Basically, all buyers need to provide a proof of funds letter. Even if you’re obtaining a mortgage to finance your home purchase, you’ll still need enough cash for a down payment (ideally, 20 percent of the price of the house) and closing costs (an extra 3 percent to 4 percent of the home’s price). Although lenders will check your finances to make sure that you have the necessary cash on hand to close the deal, home sellers also will want to see that you have set funds aside. That means you should provide them with a proof of funds letter, as well as a pre-approval letter from your lender that confirms they are willing to loan you the remainder of the money you need.

Proof of funds letter versus pre-approval letter

A pre-approval letter is not a proof of funds. Mortgage pre-approval is a commitment from a lender to provide a buyer with a home loan. A proof of funds letter is a separate document that shows where you’re keeping the cash you need to bring to the closing table.
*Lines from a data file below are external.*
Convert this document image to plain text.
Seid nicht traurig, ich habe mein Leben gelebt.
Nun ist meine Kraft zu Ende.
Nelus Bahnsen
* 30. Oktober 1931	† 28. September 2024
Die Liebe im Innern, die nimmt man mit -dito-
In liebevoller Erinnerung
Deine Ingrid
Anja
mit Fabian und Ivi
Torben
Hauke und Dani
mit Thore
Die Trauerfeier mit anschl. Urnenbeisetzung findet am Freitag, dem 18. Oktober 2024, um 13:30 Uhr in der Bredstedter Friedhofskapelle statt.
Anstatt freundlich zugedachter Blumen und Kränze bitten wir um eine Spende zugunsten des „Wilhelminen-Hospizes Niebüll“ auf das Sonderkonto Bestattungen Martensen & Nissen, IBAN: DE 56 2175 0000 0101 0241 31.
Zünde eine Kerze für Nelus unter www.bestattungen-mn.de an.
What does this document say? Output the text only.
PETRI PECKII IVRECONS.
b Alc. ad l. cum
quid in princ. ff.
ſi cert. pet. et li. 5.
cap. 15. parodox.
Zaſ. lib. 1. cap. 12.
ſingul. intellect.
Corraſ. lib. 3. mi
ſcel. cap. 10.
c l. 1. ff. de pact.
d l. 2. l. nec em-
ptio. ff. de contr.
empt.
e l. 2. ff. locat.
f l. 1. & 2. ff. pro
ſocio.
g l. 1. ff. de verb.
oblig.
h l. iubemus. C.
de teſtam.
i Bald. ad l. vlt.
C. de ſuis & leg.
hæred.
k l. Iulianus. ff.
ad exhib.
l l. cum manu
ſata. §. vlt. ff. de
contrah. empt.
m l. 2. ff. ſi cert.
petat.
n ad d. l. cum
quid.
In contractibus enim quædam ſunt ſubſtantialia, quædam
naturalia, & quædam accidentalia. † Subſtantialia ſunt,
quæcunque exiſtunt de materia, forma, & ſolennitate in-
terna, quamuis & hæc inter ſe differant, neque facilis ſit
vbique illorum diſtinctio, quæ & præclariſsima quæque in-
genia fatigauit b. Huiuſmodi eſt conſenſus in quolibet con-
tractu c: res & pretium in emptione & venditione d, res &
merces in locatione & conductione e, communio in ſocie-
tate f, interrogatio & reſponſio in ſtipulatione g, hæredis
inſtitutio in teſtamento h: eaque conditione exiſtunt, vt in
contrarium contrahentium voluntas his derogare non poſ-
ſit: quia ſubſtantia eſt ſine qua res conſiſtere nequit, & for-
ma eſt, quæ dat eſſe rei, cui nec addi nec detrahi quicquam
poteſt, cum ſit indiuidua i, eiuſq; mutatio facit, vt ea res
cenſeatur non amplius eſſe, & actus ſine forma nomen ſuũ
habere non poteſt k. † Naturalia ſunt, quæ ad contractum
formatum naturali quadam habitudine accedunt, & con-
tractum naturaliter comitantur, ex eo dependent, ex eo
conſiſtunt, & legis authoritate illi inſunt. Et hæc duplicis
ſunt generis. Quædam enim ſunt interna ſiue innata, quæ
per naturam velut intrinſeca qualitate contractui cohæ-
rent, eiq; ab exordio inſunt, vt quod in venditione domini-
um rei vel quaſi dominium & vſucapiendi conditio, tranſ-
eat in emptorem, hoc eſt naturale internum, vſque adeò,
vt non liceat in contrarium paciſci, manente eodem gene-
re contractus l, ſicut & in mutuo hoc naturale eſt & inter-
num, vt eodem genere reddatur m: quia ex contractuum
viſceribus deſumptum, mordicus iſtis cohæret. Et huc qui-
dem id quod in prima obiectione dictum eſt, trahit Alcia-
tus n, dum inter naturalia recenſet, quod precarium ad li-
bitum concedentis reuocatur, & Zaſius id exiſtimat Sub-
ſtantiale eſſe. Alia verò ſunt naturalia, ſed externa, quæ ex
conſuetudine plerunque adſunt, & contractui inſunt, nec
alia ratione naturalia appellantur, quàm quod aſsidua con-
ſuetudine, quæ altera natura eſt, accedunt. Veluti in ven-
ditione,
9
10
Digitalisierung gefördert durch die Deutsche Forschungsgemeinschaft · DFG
What counts as proof of funds?

You can get a proof of funds letter from the institution where your money is being held—typically a bank—but it also can come from other types of assets, such as an open credit line or money market account where funds can be accessed quickly. Money in mutual funds and stocks can’t count as proof of funds, since this money can’t be easily withdrawn and the amount can fluctuate daily based on market conditions. If you need to use some of this for your down payment, plan on transferring that money sooner rather than later into an account that will count as proof of funds. If the money you’re using for your down payment is coming from several accounts, you also should consider pooling it all into one for simplicity’s sake. Note: Although lenders will closely track where those dollars came from to make sure you aren’t secretly getting loans from family members to help with the purchase, home sellers won’t be so choosy; all they really want to see is that the money exists.

How and when to get a proof of funds letter

Obtaining a proof of funds letter typically is a quick and easy process in which you contact your bank and request one. Although you typically can get one within a day or two, keep in mind that some banks move more slowly than others. Ideally, you’ll want to give yourself at least a week for the statement to be issued. So, it’s best to obtain a proof of funds letter before submitting an offer on a home. As for when to provide proof of funds to sellers, some do it when they submit an offer on a home. But it’s also typically fine to supply it 24 to 38 hours after the offer is accepted.

What a proof of funds letter should include

Essentially, this document includes the account holder’s name and current balance of available funds—all on bank letterhead and signed by a bank official. In many cases, however, a recent bank statement from a checking or savings account where the money is being held also can serve as proof of funds. So, it’s worth checking if that alone will suffice. In addition, you can black out sensitive information on the statement before providing the statement to a seller to protect your privacy. As long as it’s clear that the account is yours and the money is in there, you’re all set.